The Mathematical Basis of Logarithms vs Exponentials

In high school mathematics, we have come to know logarithms and exponents, two complementary numbers.The exponent of a number refers to how many of the numbers are multiplied together, for example

The logarithm refers to how many given numbers are multiplied together to get another number. So here is a correspondence:

That is: the multiplication of 3 2s is 8, and the base 2 logarithm of 8 is 3.

Since the two descriptions are the same, why do you have to do a logarithm when you have an exponent?

Let’s look at the following table of logarithms in base 10: if expressed in numerical terms, it is either very large or very small, but when expressed in logarithms, it becomes: 3, 2, 1, 0, -1, -2, -3. Addition, subtraction, multiplication and division within ten will not be wrong if you close your eyes.

More importantly, after converting to logarithms, the original multiplication and division operations can be turned into simple addition and subtraction. Wouldn’t it be simpler.

Why use logarithms? Laziness may be the main motivating factor for inventors.

If you are not convinced, do the math: In an RF receiver system, it is known that the gain of the antenna is x5.7, the gain of the low noise amplifier is x7.5, the mixer is x4.6, and the loss of the filter is x4.6. is x0.43, …, what is the gain of the whole link? Very simple, are these gain values ​​multiplied together? 5.7*7.5*4.6*0.43*12.8*8.7*35.6=?

tell me your answer. I knocked on the calculator for a long time, and the result was: 335229.032752. If the signal received by this antenna is 0.02354mW, what is the output signal power?

Isn’t that annoying enough.

But what if we change the gain in the link to dB?

Then the total gain of this link is: 0.76+0.88+0.66-0.37+1.11+0.94+1.55=? Don’t knock the calculator, I believe many people already have the answer: 5.53 dB. Then if we change the received signal power to dBm: -16.2819dBm. The output signal power is -16.28dBm+5.53dB=10.75dBm. Isn’t this calculation process easier?

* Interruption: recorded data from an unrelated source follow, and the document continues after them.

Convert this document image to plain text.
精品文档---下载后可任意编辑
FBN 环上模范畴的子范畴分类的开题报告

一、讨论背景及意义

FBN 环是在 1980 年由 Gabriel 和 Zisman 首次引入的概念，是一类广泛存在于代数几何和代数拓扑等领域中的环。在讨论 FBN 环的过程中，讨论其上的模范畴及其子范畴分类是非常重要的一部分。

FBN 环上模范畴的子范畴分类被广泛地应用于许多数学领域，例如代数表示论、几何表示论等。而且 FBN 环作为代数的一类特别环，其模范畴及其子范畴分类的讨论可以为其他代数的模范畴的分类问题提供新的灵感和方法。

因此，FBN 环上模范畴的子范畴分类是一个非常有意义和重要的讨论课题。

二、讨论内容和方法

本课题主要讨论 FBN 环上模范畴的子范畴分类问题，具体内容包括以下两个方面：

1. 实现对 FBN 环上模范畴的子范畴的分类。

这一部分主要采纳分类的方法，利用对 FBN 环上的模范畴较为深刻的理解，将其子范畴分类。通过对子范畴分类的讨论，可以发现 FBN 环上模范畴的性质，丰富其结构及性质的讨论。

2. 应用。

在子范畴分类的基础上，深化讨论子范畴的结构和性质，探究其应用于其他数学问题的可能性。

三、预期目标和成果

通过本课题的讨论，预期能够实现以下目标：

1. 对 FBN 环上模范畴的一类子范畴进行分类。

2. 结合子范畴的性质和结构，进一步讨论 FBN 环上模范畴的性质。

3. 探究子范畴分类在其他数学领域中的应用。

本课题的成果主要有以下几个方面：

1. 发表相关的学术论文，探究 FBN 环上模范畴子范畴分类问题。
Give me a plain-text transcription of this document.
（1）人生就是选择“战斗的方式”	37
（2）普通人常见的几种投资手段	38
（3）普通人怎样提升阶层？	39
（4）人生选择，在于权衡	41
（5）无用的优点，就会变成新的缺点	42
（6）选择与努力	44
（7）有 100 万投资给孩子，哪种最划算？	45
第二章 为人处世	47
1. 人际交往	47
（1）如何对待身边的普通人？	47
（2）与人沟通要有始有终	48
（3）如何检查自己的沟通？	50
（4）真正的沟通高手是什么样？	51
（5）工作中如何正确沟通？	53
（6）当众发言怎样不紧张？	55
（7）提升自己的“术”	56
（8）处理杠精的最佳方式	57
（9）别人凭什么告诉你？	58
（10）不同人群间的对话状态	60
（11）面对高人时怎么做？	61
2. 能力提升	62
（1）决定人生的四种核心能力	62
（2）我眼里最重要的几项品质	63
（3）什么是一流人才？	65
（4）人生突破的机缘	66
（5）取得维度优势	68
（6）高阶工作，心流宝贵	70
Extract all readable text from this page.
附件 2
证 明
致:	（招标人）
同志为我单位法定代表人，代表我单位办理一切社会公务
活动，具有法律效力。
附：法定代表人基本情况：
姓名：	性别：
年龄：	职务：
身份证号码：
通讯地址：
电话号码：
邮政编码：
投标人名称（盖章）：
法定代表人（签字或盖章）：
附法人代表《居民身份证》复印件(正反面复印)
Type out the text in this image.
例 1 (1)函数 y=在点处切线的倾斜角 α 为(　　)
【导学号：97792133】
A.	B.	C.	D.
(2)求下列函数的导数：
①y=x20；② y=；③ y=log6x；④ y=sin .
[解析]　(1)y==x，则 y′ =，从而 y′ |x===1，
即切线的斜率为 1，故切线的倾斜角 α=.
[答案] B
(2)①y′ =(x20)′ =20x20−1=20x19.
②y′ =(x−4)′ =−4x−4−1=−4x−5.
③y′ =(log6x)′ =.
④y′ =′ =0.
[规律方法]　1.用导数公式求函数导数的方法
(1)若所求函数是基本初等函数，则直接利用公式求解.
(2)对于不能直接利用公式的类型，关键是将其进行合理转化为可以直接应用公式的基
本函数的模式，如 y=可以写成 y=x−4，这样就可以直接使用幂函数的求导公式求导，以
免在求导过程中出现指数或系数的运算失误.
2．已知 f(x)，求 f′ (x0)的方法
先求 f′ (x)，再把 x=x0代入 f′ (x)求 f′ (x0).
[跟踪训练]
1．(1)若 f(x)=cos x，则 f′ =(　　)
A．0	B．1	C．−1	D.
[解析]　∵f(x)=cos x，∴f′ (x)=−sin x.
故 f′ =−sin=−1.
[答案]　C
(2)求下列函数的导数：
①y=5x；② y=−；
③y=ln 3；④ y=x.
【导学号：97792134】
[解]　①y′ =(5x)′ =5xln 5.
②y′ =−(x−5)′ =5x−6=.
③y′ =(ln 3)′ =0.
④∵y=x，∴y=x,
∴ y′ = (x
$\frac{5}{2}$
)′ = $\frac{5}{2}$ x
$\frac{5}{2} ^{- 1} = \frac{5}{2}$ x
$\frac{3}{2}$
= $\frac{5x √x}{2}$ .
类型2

That’s why RF engineers prefer to use dB – it’s just too good.

dB in RF design

Since dB is so easy to use, can we use it casually in the process of using it? For example, when a three-port power divider is used as a combiner, and a 30dBm signal is input to each of the two input ports, what is the power of the output port? 30dBm+30dBm=60dBm?

In addition to this, there is another thing to pay attention to is, the difference between Voltage gain and power gain?

The dB of the voltage gain is 20 times the base 10 logarithm of the ratio of the output voltage to the input voltage.

The dB of power gain is 10 times the logarithm of the ratio of output power to input power.

Why is this? Because in RF design, we mainly target RF power, and if we insist on using it for voltage, we must start with the relationship between power and voltage:

That is, the power gain is the square of the voltage gain, and this square gives the previous coefficient of 10 a factor of 2 in the logarithmic calculation.

Having said that, do you have any questions?